If Oceanside residents who occupy some 2,500 mobile home spaces think they have housing security, maybe they should think again.
The 57-space Catalina Mobile Home park on Coast Highway in South Oceanside has been razed to make way for 38 three-story condos which are now under construction.
Debris presently sits on South Tremont Street west of Coast Highway where the now-demolished 21-space La Playa Vista mobile home park was in operation until last year.
And residents of four other parks, on or near Coast Highway, must face the reality that they may be headed for extinction if current trends continue.
Many Oceanside seniors are confident that the Manufactured Home Fair Practice Act of 1982 protects them from park owners who can radically increasing their space rent or those who choose to get out of the mobile home park business entirely.
And while it is true that many mobile home owners are protected, their numbers are diminishing due to park owners who have found a way to work around the law.
Linda Walshaw is a mobile home owner herself and serves as a member of the Oceanside Housing Commission. She is chair of the Oceanside Mobilehome Advisory Committee which has representatives in most of Oceanside’s 16 remaining parks. Walshaw says she has noticed that park owners are slowly but surely acquiring the homes to use as park-owned rentals and then charging a much higher market rate, or pushing for long-term leases that opt homeowners out of rent control.
Consider Pacific Trailer Park just three blocks from the ocean on Oceanside Boulevard (across the street from Larry’s Beach Club). There are 62 total spaces, but according to the city of Oceanside’s director of housing and neighborhood services, Margery Pierce, there were only 12 remaining rent-controlled coaches in Pacific Trailer Park when the city last compiled data in November.
“I think there are maybe five left,” says Brent Conley, a tenant of Pacific Trailer Park, about how many coaches are still protected. “Within the last four months -- two were purchased by the park owner and one by a different private party.”
Conley says he is not sure what the future holds. “I understand the owners are planning to do a lot of improvements with the sewer and electrical, but they aren’t telling what it’s for. It’s always been speculative. We aren’t privy to their plans. We are hoping things will stay the way they are, but they don’t have to tell us. We don’t have a homeowners association.”
Sandy Shores Trailer Park on the north side of Coast Highway was sold to a developer last year.
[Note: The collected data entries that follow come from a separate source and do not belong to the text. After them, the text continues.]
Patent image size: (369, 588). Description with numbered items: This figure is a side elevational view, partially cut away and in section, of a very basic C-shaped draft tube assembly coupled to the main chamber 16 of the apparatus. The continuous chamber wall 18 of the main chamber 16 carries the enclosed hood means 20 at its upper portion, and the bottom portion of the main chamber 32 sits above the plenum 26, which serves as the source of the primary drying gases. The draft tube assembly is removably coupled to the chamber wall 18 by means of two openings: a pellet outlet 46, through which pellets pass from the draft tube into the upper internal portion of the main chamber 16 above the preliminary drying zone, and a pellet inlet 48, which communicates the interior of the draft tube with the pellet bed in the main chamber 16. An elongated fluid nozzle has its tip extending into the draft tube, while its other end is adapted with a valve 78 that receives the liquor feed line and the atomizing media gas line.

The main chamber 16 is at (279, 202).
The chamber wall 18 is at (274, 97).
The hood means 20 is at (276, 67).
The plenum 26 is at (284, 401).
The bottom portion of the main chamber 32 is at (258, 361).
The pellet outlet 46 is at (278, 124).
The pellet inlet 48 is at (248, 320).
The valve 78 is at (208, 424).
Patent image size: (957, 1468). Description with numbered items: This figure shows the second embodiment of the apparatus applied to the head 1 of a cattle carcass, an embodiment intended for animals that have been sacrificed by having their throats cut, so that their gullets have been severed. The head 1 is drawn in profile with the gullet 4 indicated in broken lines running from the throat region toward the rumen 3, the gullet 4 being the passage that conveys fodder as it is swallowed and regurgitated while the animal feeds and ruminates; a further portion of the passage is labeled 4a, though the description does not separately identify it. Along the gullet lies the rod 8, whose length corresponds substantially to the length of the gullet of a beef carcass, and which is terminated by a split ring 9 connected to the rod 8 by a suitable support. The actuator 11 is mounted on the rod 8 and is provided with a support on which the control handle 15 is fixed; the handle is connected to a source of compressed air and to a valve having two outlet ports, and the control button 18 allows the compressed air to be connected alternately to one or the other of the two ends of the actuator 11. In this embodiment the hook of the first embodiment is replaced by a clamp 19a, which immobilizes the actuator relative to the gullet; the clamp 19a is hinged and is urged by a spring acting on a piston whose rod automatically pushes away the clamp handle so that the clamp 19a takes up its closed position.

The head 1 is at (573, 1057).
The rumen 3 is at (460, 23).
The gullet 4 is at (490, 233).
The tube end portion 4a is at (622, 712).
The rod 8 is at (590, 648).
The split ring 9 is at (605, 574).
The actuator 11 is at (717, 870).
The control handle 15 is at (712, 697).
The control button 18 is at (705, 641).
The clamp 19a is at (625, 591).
Only 15 of its 40 spaces were reportedly rent control protected at last count.
La Salina Mobile Village, located in the Loma Alta Creek floodplain on Coast Highway now has only 20 of its 101 coaches protected by rent control.
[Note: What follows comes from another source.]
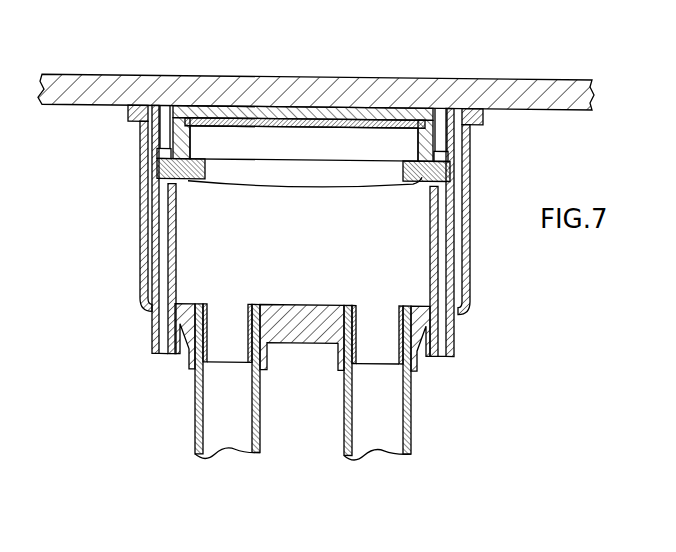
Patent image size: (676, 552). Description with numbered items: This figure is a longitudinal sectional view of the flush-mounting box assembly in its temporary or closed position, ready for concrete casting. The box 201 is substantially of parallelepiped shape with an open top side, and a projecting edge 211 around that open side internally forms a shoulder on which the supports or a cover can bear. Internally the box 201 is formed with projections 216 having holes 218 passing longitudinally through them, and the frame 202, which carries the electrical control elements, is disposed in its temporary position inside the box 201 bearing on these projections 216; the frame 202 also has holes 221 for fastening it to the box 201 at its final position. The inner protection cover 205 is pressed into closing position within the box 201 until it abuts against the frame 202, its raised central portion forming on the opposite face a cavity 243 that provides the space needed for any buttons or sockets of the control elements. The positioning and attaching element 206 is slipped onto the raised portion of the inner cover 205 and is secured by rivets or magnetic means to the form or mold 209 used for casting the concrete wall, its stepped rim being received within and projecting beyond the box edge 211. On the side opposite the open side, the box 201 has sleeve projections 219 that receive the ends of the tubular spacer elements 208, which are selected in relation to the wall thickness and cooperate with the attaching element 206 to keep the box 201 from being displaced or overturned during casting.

Mira Mar Mobile Village is located at the north end of Cleveland Street. Its tenants once had a spectacular view of the harbor until it became obscured by newer development. Of its 175 spaces, only 29 are now protected by rent control. Homeowners have reported that a number of mobile homes have been demolished and removed.
“Since 2012, hundreds of rent-controlled spaces have been lost,” says Housing Commissioner Walshaw. “The spaces are still there, just no longer protected by rent control.”
Oceanside’s most outspoken advocate of mobile homes and author of Oceanside’s rent-control ordinance was two-term councilwoman Melba Bishop who worked for the cause even after leaving office. Since she died three years ago, mobile home residents have not had a strategist to help seniors preserve their homes, many of whom became Oceanside mobile home residents because of the rent-control ordinance.
“If mobile home owners are not diligent in defending their rent-control ordinance, they will lose it over time,” Bishop warned.
“I can’t really say how we stack up,” says housing director Pierce about how Oceanside compares to other cities. “We have had rent control for over 30 years and we have successfully defended challenges to the validity of the ordinance.”
But commissioner Walshaw says park owners have found ways around the law through rentals and their own long-term leases.
Walshaw says that once a landowner buys a coach, it is no longer subject to rent control, the park owner no longer has to pay rent control fees to the city on that space, and that space rent can increase from, say, $500 to $1250 a month. “It’s whatever the market will bear and renters are paying that much now. Some double-wides that rent for as much as $2,000.
“Many seniors are desperate. There are no affordable places for them to go.”
There have been no new mobile home parks built in California since the 80s according to State of California data.